Earlier in the week, my girls were talking with one of their friends. They started imagining what a sleepover would be like. They'd climb trees, bake things, play games, jump on beds, and go to sleep. They are in love with this image. They have really built it up in their minds. And over the days, the narrative changed from them describing what a sleepover would be like for them, to them telling me they were invited to a sleepover, and could they go?
This sleepover is apparently today. They insist their friend invited them. I've told them no less than a dozen times and possibly closer to 100 times now, that kids can't invite other kids over for sleepovers when they're five. The parents have to invite them. Having not heard from the parents (they have my number), I can only assume they know nothing about this.
So, my kids are super upset that I'm not letting them go to a sleepover that they made up. They've asked me to call the parents and tell them my girls are coming to sleep over. Because that would go over really well.
"Hi, my rambunctious twins want to sleep at your house. Cool? See you at 5."
I've explained to them that I can't invite them to someone else's house. I told them that in a few weeks, we could invite M to our house to play. You know, following the proper rules of society.
No good. We always have people over our house, and they never go to anyone else's house.
Anyway, lest I thought the battle was over, this morning, my daughter woke up at 7 a.m., came into our room and demanded I drive her to M's. We hugged her and explained again how society works.
She got upset, and decided to take matters into her own hands:
Not only are they going to a madeup sleepover, they're apparently driving there with no keys and no ability to actually open the garage door. They kill me. Hahahaha.
Repetition, repetition, repetition. Eventually they do get it. This is a message she didn't want to receive, but there is nothing to be done. No reason for anyone to get angry, even though the premise is utterly ridiculous. It's not to her.
And the girls bring up a valid point. No one does invite them over. I assume because there are two of them. And to be honest, if there were a sleepover, I wouldn't let them go anyway. 1) because they're five. 2) because I can't trust that they'll behave at someone else's house.
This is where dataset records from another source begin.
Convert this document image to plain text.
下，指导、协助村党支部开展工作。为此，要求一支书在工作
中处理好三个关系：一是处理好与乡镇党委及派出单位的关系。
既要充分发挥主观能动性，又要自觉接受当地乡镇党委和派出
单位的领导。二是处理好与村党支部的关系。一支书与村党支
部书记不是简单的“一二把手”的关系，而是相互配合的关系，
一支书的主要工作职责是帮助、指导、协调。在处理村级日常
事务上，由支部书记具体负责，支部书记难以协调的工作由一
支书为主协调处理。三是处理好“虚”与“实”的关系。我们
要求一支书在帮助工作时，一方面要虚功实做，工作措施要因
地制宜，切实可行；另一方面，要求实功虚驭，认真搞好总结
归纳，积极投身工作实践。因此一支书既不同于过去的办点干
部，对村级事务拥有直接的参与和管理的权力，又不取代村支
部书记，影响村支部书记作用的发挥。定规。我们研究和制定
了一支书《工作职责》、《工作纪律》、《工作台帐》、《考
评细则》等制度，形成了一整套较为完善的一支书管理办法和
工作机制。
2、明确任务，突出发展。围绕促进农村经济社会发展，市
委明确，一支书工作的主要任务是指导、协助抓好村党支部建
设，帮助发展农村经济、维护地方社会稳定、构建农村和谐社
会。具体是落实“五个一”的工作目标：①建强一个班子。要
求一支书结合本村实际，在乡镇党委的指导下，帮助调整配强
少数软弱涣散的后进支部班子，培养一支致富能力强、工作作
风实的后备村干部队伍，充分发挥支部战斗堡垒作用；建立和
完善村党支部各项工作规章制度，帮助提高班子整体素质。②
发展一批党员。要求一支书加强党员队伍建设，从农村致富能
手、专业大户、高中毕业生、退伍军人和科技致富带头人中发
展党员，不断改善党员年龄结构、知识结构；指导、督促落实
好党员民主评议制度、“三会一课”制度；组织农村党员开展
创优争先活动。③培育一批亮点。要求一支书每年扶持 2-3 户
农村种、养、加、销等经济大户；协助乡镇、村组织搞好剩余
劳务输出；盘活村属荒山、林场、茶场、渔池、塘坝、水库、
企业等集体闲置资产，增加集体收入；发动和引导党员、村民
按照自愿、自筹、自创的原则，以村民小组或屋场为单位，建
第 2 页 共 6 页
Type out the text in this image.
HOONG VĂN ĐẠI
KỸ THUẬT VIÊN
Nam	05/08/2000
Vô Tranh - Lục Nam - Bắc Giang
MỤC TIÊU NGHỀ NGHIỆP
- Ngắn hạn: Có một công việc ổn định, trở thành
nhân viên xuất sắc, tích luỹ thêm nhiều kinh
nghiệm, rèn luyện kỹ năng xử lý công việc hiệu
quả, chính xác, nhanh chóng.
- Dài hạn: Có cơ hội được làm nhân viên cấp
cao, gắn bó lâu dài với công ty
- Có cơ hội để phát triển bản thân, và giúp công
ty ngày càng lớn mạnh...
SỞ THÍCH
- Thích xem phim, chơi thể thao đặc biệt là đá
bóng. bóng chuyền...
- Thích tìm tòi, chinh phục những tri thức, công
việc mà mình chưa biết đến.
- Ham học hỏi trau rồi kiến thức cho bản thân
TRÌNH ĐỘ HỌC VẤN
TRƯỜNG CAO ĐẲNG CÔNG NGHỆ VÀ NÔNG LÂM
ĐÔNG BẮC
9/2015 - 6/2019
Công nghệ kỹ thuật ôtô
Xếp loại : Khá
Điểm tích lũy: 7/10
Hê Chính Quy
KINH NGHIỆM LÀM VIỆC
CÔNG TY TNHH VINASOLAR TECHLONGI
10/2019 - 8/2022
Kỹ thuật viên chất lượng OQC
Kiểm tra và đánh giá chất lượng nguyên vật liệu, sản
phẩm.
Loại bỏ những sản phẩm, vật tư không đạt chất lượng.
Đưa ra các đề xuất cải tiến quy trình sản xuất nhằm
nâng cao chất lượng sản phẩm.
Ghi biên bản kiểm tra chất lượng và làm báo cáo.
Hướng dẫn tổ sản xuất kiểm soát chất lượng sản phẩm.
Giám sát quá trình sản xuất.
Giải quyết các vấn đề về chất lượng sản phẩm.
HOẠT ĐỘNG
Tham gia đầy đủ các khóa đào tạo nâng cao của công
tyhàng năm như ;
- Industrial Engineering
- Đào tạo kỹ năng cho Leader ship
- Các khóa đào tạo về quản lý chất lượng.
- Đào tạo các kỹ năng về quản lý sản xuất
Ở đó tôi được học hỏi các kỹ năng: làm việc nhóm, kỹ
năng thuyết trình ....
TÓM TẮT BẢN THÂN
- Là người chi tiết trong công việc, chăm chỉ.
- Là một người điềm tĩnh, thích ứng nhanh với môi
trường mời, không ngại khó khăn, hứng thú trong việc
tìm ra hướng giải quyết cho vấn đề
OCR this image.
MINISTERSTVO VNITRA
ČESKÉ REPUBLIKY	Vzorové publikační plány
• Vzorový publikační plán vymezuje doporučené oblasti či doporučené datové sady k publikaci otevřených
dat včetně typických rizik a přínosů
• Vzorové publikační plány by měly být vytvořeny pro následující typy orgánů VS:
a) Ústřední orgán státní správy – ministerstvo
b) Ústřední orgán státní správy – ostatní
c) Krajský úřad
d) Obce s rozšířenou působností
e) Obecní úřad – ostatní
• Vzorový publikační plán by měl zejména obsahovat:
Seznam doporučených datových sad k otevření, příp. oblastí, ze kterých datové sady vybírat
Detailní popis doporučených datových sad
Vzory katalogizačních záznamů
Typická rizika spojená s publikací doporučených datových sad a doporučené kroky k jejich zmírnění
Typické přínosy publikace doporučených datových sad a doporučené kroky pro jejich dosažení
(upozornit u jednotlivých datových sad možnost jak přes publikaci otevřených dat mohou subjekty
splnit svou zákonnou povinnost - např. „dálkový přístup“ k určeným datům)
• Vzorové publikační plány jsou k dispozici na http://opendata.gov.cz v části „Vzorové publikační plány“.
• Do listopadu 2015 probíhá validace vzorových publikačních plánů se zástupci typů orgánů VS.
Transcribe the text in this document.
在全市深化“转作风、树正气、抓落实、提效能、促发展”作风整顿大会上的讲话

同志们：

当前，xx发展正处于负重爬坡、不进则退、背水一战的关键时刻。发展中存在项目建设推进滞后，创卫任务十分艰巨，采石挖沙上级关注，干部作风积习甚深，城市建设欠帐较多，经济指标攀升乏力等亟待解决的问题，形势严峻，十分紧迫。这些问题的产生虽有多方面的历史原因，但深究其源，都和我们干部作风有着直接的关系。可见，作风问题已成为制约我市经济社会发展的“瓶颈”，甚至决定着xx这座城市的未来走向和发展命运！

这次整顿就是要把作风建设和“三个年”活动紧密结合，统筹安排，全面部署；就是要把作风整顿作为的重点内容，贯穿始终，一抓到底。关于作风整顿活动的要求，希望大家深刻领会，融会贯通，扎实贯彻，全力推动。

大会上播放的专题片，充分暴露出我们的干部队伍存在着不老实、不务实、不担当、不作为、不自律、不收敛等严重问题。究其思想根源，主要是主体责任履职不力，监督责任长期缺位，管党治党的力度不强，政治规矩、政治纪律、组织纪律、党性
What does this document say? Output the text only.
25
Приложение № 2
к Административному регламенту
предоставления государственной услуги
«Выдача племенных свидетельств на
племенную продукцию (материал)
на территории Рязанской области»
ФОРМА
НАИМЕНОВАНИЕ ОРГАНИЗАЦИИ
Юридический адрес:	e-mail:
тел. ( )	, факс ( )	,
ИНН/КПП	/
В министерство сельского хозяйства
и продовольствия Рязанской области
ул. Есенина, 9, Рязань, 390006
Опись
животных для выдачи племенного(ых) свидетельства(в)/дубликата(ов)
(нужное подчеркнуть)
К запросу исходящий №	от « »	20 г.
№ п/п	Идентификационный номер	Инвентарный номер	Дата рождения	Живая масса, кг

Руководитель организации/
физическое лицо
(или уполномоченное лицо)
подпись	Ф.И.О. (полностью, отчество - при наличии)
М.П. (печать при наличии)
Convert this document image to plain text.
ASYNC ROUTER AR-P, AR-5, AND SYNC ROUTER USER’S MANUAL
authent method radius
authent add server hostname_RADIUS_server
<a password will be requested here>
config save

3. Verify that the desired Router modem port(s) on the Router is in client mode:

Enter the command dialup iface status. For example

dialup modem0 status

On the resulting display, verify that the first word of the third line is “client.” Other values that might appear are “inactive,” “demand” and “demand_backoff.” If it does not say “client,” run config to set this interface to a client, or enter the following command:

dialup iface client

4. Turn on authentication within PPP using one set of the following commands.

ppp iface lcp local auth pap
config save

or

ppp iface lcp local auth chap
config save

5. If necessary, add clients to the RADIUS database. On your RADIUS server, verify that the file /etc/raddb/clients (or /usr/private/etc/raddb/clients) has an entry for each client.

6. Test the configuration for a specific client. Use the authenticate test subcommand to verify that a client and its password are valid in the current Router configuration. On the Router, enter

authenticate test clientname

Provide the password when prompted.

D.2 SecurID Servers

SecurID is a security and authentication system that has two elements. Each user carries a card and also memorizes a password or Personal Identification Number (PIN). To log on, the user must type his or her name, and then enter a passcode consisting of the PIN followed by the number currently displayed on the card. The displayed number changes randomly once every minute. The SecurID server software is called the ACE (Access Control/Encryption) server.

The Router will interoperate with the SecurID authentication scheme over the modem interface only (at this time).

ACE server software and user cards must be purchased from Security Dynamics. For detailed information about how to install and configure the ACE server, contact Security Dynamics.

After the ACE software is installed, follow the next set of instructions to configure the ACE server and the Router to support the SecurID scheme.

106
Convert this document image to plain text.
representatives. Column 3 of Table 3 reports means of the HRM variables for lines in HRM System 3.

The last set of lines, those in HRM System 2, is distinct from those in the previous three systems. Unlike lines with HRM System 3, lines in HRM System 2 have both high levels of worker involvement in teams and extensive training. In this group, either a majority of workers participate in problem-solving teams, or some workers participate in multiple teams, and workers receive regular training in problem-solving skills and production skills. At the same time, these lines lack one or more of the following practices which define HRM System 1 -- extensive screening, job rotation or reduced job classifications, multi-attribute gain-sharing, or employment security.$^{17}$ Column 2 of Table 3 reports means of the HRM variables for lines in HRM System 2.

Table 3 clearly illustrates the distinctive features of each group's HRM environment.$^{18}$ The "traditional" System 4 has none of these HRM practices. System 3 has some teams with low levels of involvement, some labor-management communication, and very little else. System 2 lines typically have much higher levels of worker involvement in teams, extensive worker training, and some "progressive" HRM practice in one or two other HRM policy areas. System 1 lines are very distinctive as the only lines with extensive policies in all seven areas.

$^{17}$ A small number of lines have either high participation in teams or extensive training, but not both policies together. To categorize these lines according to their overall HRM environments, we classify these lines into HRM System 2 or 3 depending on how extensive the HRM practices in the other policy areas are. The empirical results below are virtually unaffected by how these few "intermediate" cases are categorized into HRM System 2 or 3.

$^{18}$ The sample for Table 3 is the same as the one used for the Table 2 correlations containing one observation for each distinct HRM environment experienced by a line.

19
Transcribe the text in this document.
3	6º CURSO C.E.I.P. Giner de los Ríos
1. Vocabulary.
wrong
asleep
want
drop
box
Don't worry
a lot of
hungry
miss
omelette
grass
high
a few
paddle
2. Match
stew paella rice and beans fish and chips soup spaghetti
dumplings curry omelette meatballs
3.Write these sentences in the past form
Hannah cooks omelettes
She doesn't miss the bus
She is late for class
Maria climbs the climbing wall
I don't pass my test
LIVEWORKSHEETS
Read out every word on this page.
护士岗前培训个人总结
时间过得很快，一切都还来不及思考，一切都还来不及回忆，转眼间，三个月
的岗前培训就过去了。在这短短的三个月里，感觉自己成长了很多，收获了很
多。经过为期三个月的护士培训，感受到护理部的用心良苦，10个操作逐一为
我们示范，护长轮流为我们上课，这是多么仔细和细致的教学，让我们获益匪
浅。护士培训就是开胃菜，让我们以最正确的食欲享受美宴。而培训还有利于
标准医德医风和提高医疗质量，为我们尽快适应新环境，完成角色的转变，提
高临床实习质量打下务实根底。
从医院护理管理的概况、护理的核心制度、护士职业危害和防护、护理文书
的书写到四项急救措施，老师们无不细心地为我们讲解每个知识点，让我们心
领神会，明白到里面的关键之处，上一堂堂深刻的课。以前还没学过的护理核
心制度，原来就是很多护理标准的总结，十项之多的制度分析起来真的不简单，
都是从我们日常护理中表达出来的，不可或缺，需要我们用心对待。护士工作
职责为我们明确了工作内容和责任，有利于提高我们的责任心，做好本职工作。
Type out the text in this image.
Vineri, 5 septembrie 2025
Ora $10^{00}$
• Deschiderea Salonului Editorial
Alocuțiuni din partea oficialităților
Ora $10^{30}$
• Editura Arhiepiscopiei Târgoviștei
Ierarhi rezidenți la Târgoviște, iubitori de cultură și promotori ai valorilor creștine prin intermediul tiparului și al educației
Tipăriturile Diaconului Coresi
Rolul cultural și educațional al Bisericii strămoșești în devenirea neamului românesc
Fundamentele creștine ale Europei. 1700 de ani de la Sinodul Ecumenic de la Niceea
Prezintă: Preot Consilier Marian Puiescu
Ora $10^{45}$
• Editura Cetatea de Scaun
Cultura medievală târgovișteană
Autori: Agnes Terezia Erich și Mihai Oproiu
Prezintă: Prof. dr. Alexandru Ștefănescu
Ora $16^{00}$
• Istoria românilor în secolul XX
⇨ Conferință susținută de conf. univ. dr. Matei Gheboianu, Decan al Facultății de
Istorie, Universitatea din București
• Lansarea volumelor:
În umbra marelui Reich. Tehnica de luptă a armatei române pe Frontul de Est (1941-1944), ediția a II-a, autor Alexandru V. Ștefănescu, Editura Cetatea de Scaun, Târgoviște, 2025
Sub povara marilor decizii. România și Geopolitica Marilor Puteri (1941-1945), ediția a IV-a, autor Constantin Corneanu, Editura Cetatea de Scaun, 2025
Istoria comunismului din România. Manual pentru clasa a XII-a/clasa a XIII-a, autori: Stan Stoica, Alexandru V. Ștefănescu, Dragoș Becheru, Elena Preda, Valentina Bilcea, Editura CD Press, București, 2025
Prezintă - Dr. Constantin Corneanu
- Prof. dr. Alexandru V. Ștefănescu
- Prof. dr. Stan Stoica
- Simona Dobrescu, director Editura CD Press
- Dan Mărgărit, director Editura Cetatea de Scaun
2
Particularly if they are together. Too easy to fight over the affections of the inviting friend. They have to grow up before I make other parents take care of them.
Anyway, the biggest point I want to make here is, be honest, be straightforward, and be calm. Do not allow them to feel like they were able to manipulate the situation to their whims with elaborate schemes and shenanigans with other kids. I absolutely am not calling M's mom. If the girls collectively want to do a sleepover, they can do it the right way, through the right channels. I am not going to reward sneakiness on any level.
Yes, it's very innocent right now, but I know all about this. I did this a lot as a kid. You think your parents won't let you do what you want, so you try to spruce up the story to make it more appealing to them, or like it's already in motion and would take more effort to stop than to just go along.
Nope. Go through me, go through other parents, then make your plans. Us first, then you.